|QSC and The Egg
As viewed from a distance, The Egg - Albany, New York's incomparable performing arts center, which hovers like an outsized, hen-borne UFO over Empire State Plaza downtown - is as much sculpture, as it is an architectural rendering. Designed by Wallace Harrison, the oval-shaped structure is the home of the 982-seat Kitty Carlisle Hart Theatre, a room which has hosted acts this season ranging from the Lincoln Center Jazz Orchestra to Shawn Colvin and Little Feat.
Like the exterior of The Egg, the Hart Theatre is anything but linear inside. Curving upward to gently intersect with a concave ceiling, the walls gracefully envelope the seating section, leaving not so much as a trace of a harsh corner or broken sight line. Acoustically warm and almost celestial in effect, the environment recently received an audio upgrade utilizing QSC PowerLight/PowerLight 2 Series amplifiers, QSC DSP-3 processing, and loudspeakers developed jointly by the Costa Mesa, California-based manufacturer and Richard Dalbec of Dalbec Audio in Troy, New York.
Successfully tested within 18 widely varying applications prior to their installation at The Egg, the loudspeakers are model 2122 HL enclosures housing a pair of vertically-spaced 12-inch drivers and a centrally-mounted high frequency section outfitted with a compression driver featuring a 1.4-inch throat. Flown three-to-a-side at The Egg in accordance with a blueprint penned by Dalbec Audio System Designer Dominick Campana, the QSC 2122 HL boxes are buttressed at the low-end by four Model J-18 horn-assisted subwoofer enclosures.
"We built these devices to be highly-controlled, fully-arrayable, and compact," Dalbec says of the guiding philosophy leading to the construction of the new QSC loudspeakers. "And powerful as well.
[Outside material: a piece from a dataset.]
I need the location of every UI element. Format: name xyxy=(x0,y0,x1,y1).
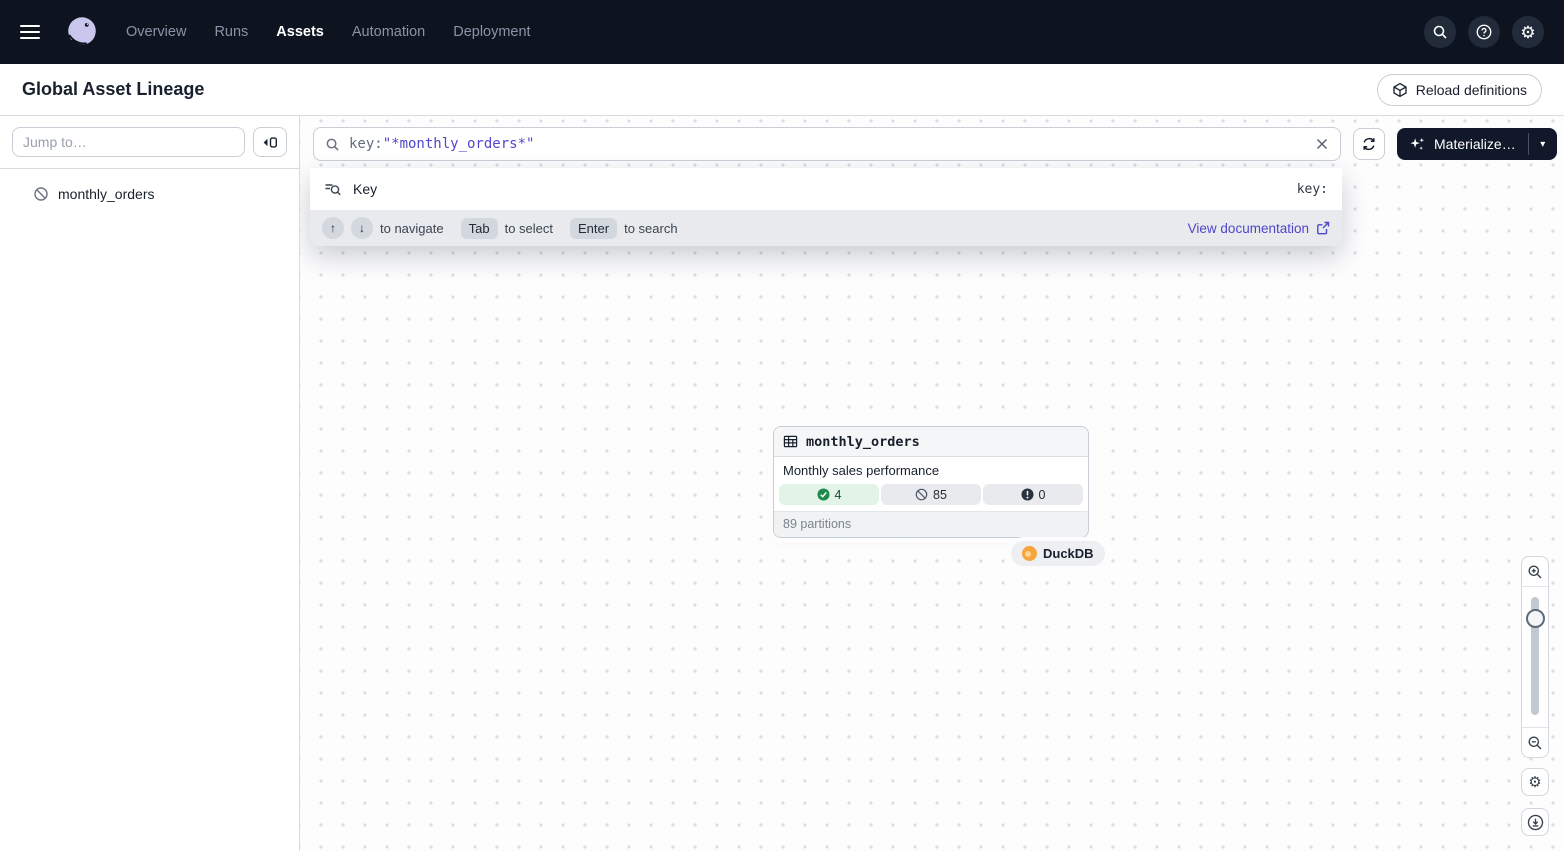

Based upon our evaluations, they generally offer the output and directivity control of cabinets twice their size."
Within the unique confines of The Egg's Hart Theatre, the QSC 2122 HL loudspeakers have to contend with an exceptionally tall-and-wide (45 degree x 200 degree) environment. Able to meet these demands thanks to the predictable directivity and wide, seamless coverage afforded by their horn-loaded design utilizing WaveGuide technology, the devices were cited for "compelling clarity" in a newspaper review of Shawn Colvin's performance published in early August.
"There is definitely a pattern of controlled linear activity at work in these cabinets," Dalbec adds. "At The Egg, even though they are flown right next to one another, overlap in the field of coverage is non-existent. We're truly getting seamless performance out of the arrays, and you can hear it in every seat in the house."
Assisting on the development of The Egg audio system in Hart Theatre was QSC's Jim Skiathitis and Dalbec Audio's Jon Goodman.